Note:
This topic has been translated from a Chinese forum by GPT and might contain errors.
Original topic: tidb 删除语句在tikv里面怎么存储的
【TiDB Usage Environment】Production Environment
【TiDB Version】
【Reproduction Path】What operations were performed when the issue occurred
【Encountered Issue: Issue Phenomenon and Impact】
When deleting a piece of data in TiDB, how is it stored in TiKV?
Key_delete → Value?
Does anyone know the principle? Please share.
【Resource Configuration】
Go to TiDB Dashboard - Cluster Info - Hosts and take a screenshot of this page
【Attachments: Screenshots/Logs/Monitoring】
TiDB uses TiKV to store data at the underlying level, and TiKV employs the LSM tree data structure, which is an append only
model. This means that all changes to the data are reflected in appends. When a piece of data is deleted, the key of that data is marked as deleted rather than being directly removed from the disk. This key marked for deletion will be cleaned up during subsequent GC processes. Therefore, the actual operation of deleting a piece of data is to insert the key of that data into TiKV and set its value to empty. This operation generates a Key_delete with an empty corresponding value.

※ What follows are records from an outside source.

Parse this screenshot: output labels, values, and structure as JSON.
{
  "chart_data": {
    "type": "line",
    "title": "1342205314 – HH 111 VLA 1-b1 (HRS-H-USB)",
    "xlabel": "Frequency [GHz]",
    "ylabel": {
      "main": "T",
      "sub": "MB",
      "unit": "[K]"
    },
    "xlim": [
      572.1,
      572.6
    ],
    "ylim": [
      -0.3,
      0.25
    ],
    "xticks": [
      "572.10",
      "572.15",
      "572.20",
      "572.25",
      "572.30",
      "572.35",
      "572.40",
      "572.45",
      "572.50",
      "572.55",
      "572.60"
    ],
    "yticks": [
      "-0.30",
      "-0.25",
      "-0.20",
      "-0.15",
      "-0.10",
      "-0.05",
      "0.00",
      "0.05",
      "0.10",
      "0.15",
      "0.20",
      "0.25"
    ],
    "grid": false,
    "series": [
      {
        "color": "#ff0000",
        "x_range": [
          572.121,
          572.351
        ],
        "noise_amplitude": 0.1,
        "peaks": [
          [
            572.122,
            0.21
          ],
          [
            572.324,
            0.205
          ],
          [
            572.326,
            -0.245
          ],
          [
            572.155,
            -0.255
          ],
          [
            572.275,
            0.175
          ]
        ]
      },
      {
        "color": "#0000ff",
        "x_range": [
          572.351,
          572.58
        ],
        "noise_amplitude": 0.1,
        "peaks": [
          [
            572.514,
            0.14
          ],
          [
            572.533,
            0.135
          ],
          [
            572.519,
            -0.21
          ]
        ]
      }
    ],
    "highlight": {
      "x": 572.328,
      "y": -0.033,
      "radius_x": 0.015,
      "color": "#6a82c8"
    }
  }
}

In TiDB, the data key is not the row_id, but is composed of the table’s primary key and indexes. Data in TiDB is stored in rows, and each row of data has a unique primary key. The value of the primary key can be of any type, including integers, strings, etc. In TiDB, both primary keys and indexes are stored in the form of B+ trees. Each node contains multiple key-value pairs, where the key is the value of the primary key or index, and the value is a pointer to the data row. When TiDB executes a query operation, it searches the B+ tree based on the query conditions to find the corresponding key-value pair, and then uses the pointer to locate the corresponding data row. Therefore, the data key in TiDB is not the row_id, but is composed of the primary key and indexes.
If you are interested in the source code, you can check out:
This is a continuous learning process. If you are interested, make sure to keep learning and keep watching.
I understand that when deleting,
the key is
tablePrefix{TableID}_recordPrefixSep{RowID}delete{time}
This can be understood in many ways,
but it must conform to the semantics of the RocksDB compaction filter or the compaction process.
TiDB uses a transaction model based on Percolator, abstracting a row of data into three CF (column families) for storage: default, write, and lock. Among them:
- default CF stores the actual data
${key}_${start_ts} --> ${value}
- write CF stores the version information of the data, where commit_ts represents the actual version of a record
${key}_${commit_ts} --> ${start_ts}
- lock CF stores lock information. Transactions in the process of being committed will add a lock, which includes the location of the primary lock
${key} --> ${start_ts, primary_key, ..etc}
The image is not available for translation. Please provide the text content directly for translation.
At the region level, TiKV will append a record that has been deleted for a day. At the LSM level, during splitting or merging, the deleted data will be physically removed.
Mark the key of the data as deleted.
Add more versions, then perform garbage collection (GC).